Make sure that the childcare centre you are looking at is registered with the Department of Quality and Standards in Education (DQSE). The centre will have a registration certificate showing this.
- The Centre
Visit the centre and meet with the provider to get a sense of the place and the staff members. The centre should display a commitment to include and welcome every child. See if the centre is a good fit for your child, your family and your lifestyle. Quality centres convey a sense of calmness and security that comes from knowing that this is a safe indoor and outdoor place for children. All centres should provide parents with a written manual of policies and procedures that it uses to operate.
- Staff members
Quality depends on knowledgeable, responsible and caring adults who genuinely appreciate infants and toddlers for who they are. There is a sense of engagement, sensitivity and responsiveness when adults interact warmly and frequently with children. Conversations are ongoing and adults respond to young children’s vocalizations, gestures and needs. Through such interactions carers also support children’s bilingual development in Maltese and English and positive attitudes towards languages.
Upon enrolment children are assigned to a ‘designated carer’ (also known as the ‘primary caregiver’). A child builds trust with the designated carer to support his/her emotional well being, to form a secure attachment and to reduce any signs of stress. The designated carer system works out successfully when all the members of the team at the centre support one another (Dalli et al., 2010). Parents can inform the designated carer on any issues about the child and in partnership do what’s best for the child. Designated carers notice children’s learning, recognise its significance and respond in ways that fosters further learning.
Child to carer ratio at the centre should be compliant with the National Standards for Child Day Care Facilities (2006). It is important to keep in mind that though essential good child to carer ratio and knowledgeable adults on its own do not guarantee quality in a childcare centre.
- The Learning Environment
High-quality childcare service also provides an environment that is designed and planned to support care, learning and play (OECD, 2017). The environment is organised with thought and planning, adjusts to individual needs and maximizes the carer’s time. The learning environment should be an area where young children can be active within different indoor and outdoor places where they can gain more knowledge and understanding of the world around them through all of their senses and whole body action.
Play is the central medium through which children learn, develop and acquire the desired learning outcomes within the centre. Resources are accessible to children, developmentally appropriate and used effectively to stimulate, support and extend children’s learning. Quality in childcare service is not about a prescriptive curriculum that follows a traditional early childhood focus on sequenced structured activities for young children. Instead, it is a developmentally appropriate, unhurried, built-in learning experience that follows the rhythm of each and every child. Carers have time to slowly diaper the child, to help through the anxiety of transitions and separations, or to appreciate the pleasure of child’s initiated play and discovery (Greenman, 2010).
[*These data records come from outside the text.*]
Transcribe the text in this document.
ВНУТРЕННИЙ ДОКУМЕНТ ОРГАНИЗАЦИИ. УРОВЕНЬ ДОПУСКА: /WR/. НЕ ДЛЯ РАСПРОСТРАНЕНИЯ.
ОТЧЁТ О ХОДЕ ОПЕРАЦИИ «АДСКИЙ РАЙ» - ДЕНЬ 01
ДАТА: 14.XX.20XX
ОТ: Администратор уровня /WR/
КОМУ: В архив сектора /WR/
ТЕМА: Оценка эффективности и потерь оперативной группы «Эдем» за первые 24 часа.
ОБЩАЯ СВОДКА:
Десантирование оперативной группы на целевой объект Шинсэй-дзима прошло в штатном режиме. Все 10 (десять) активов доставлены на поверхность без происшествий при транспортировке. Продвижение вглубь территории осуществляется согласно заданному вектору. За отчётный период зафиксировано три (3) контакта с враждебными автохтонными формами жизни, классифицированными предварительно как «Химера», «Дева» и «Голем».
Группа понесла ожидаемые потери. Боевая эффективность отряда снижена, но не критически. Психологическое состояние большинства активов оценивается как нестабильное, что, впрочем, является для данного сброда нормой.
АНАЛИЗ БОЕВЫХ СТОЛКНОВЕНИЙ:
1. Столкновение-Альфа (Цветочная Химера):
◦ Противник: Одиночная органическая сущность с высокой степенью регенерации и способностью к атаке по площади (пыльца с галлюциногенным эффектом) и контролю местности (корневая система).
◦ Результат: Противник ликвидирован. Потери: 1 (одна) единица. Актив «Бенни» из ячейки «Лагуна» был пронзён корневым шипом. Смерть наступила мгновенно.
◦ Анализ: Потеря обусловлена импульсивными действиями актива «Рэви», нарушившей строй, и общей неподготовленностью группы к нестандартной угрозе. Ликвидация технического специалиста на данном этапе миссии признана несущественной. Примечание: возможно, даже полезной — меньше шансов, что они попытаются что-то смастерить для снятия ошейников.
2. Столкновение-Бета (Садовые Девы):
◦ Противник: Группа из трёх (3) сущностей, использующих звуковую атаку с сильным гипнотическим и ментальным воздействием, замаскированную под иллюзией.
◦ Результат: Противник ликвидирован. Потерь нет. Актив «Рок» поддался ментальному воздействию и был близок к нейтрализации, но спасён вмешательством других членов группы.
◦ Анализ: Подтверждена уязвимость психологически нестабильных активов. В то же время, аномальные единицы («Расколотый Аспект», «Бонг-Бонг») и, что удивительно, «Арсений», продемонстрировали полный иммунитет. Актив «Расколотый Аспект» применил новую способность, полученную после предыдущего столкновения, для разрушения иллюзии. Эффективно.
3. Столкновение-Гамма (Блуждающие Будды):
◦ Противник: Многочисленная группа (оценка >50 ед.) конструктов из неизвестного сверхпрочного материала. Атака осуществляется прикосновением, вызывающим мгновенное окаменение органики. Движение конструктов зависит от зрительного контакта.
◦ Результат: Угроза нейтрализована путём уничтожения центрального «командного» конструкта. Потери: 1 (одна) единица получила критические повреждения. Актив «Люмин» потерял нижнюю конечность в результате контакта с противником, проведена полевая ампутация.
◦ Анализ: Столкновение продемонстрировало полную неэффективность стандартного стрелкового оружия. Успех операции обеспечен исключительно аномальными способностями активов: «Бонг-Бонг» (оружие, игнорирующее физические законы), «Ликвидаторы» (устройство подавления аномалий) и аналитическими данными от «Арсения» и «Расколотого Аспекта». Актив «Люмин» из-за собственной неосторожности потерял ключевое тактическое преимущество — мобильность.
These authentic caring responses are essential components of teaching, of nurturing children towards independence and are valued as educational, breaking down the false dichotomy there is between early education and care (Murray, 2016).
- Parental Involvement
Quality in childcare centres is when parents feel welcome and collaboratively in control. There are informal opportunities and planned events involving families to foster a learning community in the best interests of the child. Research shows that parental involvement in childcare services has a major impact on children’s achievements and social development (Powell et al., 2010; Edwards et al., 2008). Parents have a fundamental right and obligation to be involved, informed, provide feedback and participate in key decisions concerning their child during their childcare journey (UNICEF, 2008; OECD, 2006). It is extremely important that childcare staff members communicate with parents the vision and goals of the centre and the best way these are achieved since there might be misconceptions, such as ‘school readiness’ (Bodrova et al., 2004). Adults views and expectations of quality childcare centres might be that of a place for ‘school readiness’ (formal schooling), perceived as the ability to name shapes, letters or numbers without understanding the significance of the holistic development of the child which is key to successful lifelong learning.
 The word ‘parents’ in this article refers to all those adults holding prime responsibility for the upbringing and care of a child.
 The DQSE within the Ministry for Education and Employment is the body that is responsible for operating a regulatory system for the childcare sector in Malta.
 The word ‘carer’ in this article refers to those working with infants and toddlers in childcare centres.